(3). God’s Design and Result Exactly Co Extensive.I would like to point out the significance of several things that Dabney says above. He clearly wants to underline the fact that everything that the Godhead "designed" or "purposed" (he's referencing the decretal will by these terms) by the cross eventually has its result. The Calvinists who read the quote will quickly eyeball those sections. However, one needs to also realize the areas where he points out other revealed or general aspects to Christ's work on the cross.
There is no safer clue for the student through this perplexed subject, than, to take this proposition; which, to every Calvinist, is nearly as indisputable as a truism; Christ’s design in His vicarious work was to effectuate exactly what it does effectuate, and all that it effectuates, in its subsequent proclamation. This is but saying that Christ’s purpose is unchangeable and omnipotent. Now, what does it actually effectuate? "We know only in part," but so much is certain.
(a.) The purchase of the full and assured redemption of all the elect, or of all believers.
(b.) A reprieve of doom for every sinner of Adam’s race who does not die at his birth (For these we believe it has purchased heaven). And this reprieve gains for all, many substantial, though temporal benefits, such as unbelievers, of all men, will be the last to account no benefits. Among these are postponement of death and perdition, secular well being, and the bounties of life.
(c.) A manifestation of God’s mercy to many of the non elect, to all those, namely, who live under the Gospel, in sincere offers of a salvation on terms of faith. And a sincere offer is a real and not a delusive benefaction; because it is only the recipients contumacy which disappoints it.
(d.) A justly enhanced condemnation of those who reject the Gospel, and thereby a clearer display of God’s righteousness and reasonableness in condemning, to all the worlds.
(e.) A disclosure of the infinite tenderness and glory of God’s compassion, with purity, truth and justice, to all rational creatures.

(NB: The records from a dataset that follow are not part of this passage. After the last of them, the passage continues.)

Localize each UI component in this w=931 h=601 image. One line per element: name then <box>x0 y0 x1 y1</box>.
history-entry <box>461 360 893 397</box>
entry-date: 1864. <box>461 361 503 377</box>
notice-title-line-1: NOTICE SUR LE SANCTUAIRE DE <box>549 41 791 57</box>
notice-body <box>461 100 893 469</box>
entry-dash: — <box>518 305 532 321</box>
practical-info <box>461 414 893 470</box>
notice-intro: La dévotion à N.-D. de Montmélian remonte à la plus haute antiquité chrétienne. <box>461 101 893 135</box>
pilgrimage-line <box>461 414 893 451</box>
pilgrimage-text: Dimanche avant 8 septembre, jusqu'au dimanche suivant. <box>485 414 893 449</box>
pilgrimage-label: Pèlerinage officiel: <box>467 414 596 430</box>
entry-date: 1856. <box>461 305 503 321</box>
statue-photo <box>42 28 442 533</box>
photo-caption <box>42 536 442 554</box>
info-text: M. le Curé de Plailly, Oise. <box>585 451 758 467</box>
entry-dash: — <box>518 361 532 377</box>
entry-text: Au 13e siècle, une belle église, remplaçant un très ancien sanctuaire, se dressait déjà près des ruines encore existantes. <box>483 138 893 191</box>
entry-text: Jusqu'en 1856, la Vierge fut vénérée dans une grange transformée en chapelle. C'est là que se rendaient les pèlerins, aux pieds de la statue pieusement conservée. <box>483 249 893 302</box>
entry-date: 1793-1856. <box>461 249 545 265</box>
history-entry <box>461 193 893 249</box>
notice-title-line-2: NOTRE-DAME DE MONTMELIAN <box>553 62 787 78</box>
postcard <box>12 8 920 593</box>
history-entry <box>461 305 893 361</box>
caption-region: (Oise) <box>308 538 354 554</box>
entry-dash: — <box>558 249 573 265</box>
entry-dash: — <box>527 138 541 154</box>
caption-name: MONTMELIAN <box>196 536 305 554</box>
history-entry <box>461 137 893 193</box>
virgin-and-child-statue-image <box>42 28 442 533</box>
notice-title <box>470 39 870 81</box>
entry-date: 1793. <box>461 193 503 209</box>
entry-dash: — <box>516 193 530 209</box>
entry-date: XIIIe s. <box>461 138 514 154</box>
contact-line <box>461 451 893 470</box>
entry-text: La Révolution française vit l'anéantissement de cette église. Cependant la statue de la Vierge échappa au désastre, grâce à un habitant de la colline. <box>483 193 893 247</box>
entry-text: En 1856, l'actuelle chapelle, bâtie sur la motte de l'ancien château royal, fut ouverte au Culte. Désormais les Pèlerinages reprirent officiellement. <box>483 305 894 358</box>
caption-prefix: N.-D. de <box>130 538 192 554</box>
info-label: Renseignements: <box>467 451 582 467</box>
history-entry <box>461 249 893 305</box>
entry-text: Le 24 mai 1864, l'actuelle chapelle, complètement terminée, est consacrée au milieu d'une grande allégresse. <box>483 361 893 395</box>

Had there been no mediation of Christ, we have not a particle of reason to suppose that the doom of our sinning race would have been delayed one hour longer than that of the fallen angels. Hence, it follows, that it is Christ who procures for non elect sinners all that they temporarily enjoy, which is more than their personal deserts, including the sincere offer of mercy. In view of this fact, the scorn which Dr. William Cunningham heaps on the distinction of a special, and general design in Christ’s satisfaction, is thoroughly shortsighted. All wise beings (unless God be the exception), at times frame their plans so as to secure a combination of results from the same means. This is the very way they display their ability and wisdom. Why should God be supposed incapable of this wise and fruitful acting? I repeat, the design of Christ’s sacrifice must have been to effectuate just what it does effectuate. And we see, that, along with the actual redemption of the elect, it works out several other subordinate ends. There is then a sense, in which Christ "died for" all those ends, and for the persons affected by them.

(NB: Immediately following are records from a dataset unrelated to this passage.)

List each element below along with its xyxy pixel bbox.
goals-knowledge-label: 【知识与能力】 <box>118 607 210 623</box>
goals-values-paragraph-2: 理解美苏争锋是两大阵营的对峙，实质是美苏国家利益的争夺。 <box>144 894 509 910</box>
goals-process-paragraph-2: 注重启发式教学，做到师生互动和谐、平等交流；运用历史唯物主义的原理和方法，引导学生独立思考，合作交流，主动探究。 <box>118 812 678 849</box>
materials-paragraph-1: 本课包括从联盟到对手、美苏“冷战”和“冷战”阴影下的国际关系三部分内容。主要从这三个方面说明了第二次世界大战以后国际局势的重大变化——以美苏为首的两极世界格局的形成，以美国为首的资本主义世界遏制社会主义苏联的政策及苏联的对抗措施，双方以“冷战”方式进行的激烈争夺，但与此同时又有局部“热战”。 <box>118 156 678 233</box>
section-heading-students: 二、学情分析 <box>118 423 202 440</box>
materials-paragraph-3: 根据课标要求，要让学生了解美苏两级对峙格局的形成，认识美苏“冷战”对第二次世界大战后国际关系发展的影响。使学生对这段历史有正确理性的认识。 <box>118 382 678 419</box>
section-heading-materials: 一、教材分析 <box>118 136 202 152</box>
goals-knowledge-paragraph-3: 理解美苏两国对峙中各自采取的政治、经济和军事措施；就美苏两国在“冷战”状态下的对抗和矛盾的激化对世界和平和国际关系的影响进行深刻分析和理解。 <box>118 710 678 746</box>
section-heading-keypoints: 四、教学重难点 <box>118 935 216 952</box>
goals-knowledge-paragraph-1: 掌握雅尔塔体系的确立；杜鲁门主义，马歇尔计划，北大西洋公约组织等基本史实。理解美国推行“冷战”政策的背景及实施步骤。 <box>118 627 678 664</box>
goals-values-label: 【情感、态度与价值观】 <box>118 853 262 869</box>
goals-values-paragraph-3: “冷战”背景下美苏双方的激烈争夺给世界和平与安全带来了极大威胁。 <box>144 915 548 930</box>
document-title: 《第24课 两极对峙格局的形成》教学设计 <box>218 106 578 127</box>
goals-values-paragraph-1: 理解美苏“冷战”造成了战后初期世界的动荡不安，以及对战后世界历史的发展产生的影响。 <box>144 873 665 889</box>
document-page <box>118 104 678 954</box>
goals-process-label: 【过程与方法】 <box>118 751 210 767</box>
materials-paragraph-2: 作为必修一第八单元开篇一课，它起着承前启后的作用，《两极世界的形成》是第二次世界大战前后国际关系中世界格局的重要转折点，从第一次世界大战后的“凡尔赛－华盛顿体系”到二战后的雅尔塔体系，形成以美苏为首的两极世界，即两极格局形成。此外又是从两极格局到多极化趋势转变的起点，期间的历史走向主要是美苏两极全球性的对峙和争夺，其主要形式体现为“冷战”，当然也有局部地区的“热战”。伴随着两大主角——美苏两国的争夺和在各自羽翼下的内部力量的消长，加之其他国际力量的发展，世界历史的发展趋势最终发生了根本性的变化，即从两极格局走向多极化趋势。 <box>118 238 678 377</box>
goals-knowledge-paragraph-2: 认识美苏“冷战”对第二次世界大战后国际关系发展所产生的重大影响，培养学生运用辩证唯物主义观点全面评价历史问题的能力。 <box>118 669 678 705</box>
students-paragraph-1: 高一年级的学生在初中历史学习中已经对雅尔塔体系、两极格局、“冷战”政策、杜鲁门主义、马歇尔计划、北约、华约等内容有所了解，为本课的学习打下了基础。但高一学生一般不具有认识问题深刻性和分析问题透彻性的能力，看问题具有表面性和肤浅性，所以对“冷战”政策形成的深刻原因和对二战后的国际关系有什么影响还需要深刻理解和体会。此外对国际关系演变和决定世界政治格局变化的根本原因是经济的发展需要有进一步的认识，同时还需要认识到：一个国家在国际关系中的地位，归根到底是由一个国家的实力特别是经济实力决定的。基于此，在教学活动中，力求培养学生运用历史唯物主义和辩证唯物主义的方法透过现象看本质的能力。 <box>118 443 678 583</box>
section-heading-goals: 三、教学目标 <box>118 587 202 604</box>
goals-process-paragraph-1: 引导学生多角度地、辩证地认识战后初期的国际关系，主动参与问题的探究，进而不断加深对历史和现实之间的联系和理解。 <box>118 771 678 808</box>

First, he relates common grace to Christ's sacrifice. He says "the temporal benefits," "a reprieve of doom" or "postponement of death and perdition," "secular well-being," "the bounties of life," "a manifestation of God's mercies" such as the "sincere offers of salvation," and "a disclosure of the infinite tenderness" or "compassion of God" are related to the "general design" of Christ's death. These "general designs" are part of what Christ "died for." In other words, there must be a revealed will aspect to Christ's death, otherwise the benefits of common grace and the sincere offers of mercy make no sense.

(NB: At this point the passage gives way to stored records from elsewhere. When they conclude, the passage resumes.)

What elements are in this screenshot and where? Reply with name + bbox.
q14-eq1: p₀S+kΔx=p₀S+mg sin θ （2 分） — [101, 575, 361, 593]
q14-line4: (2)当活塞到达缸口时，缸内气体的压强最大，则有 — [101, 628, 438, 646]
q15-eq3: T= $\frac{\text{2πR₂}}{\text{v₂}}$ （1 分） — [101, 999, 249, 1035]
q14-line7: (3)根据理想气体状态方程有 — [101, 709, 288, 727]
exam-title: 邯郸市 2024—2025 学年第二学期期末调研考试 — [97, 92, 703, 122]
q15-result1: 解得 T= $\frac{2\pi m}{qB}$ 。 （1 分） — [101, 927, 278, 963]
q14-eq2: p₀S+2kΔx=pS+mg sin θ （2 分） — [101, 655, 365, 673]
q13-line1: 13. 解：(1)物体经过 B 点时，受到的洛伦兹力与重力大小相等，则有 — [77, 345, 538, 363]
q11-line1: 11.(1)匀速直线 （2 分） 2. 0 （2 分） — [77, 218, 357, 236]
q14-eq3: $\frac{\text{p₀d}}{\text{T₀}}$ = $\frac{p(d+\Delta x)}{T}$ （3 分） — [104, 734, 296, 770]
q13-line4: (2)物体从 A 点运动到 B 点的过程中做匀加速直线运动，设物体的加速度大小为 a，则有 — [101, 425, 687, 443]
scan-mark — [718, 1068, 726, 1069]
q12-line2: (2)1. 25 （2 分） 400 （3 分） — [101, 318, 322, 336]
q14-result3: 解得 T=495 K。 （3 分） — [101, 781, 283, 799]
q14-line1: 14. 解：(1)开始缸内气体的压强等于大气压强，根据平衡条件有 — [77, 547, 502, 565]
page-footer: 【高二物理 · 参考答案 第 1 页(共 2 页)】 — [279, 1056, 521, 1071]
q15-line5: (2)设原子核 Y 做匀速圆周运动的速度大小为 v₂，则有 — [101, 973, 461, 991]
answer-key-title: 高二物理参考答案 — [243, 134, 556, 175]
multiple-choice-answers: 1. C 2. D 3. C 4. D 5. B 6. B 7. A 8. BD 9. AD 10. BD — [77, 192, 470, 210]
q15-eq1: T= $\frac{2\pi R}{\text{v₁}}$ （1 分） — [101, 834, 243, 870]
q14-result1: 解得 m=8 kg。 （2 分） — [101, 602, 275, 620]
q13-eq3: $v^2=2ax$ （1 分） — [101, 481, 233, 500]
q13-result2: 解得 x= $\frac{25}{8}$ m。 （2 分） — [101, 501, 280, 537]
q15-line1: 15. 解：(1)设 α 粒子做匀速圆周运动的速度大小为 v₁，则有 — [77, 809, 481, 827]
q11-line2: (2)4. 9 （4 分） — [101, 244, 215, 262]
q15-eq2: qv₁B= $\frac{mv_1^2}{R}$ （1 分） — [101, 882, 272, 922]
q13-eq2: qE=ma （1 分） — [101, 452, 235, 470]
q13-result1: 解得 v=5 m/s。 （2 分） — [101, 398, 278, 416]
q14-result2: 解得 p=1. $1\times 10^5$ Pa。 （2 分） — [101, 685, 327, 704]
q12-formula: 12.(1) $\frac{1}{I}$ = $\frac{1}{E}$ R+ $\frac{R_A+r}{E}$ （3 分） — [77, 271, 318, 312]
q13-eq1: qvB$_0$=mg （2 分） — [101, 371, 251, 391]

Secondly, for the above reasons, the non-elect who spurn the sincere offers of mercy have an "enhanced condemnation" because of it. In other words, divine wrath is aggravated because they spurned the well-meant goodness involved in the "general design" of what Christ "died for." However, this does not nullify what God designed by his display of general tenderness, because the rejection of it by the non-elect ultimately redounds to the glory of God's compassion, truth, justice and purity "to all rational creatures."
Thirdly, he takes an occasion to rebuke Dr. William Cunningham for the "scorn" (derisive or contemptuous action or speech, to mock, to jeer, to ridicule or deride, to scoff at, to look down on with disdain, etc.) with which he shows with regard to the distinction between a "special and general design in Christ's satisfaction." Dabney even calls him "thoroughly shortsighted" because of that. Dr. Cunningham held to a strictly limited atonement view, and even separated the well-meant gospel offer from Christ's sufficiency. One may check his Historical Theology [(Edinburgh: Banner of Truth, 1996), 2:343–370] to see that fact. So, the excellent Reformed theologian R. L. Dabney took him to task in his own Systematic Theology. Too bad some of American Calvinism has forgotten these important issues. Some of them heap the same "scorn" on the "general designs" of Christ's death as Cunningham did. What a shame. We may also call them "thoroughly shortsighted." If they were consistent, they would not only reject well-meant gospel offers, but also common grace, since they are both ultimately rooted in the general accomplishment or revealed will aspect of Christ's death, at least according to Dabney.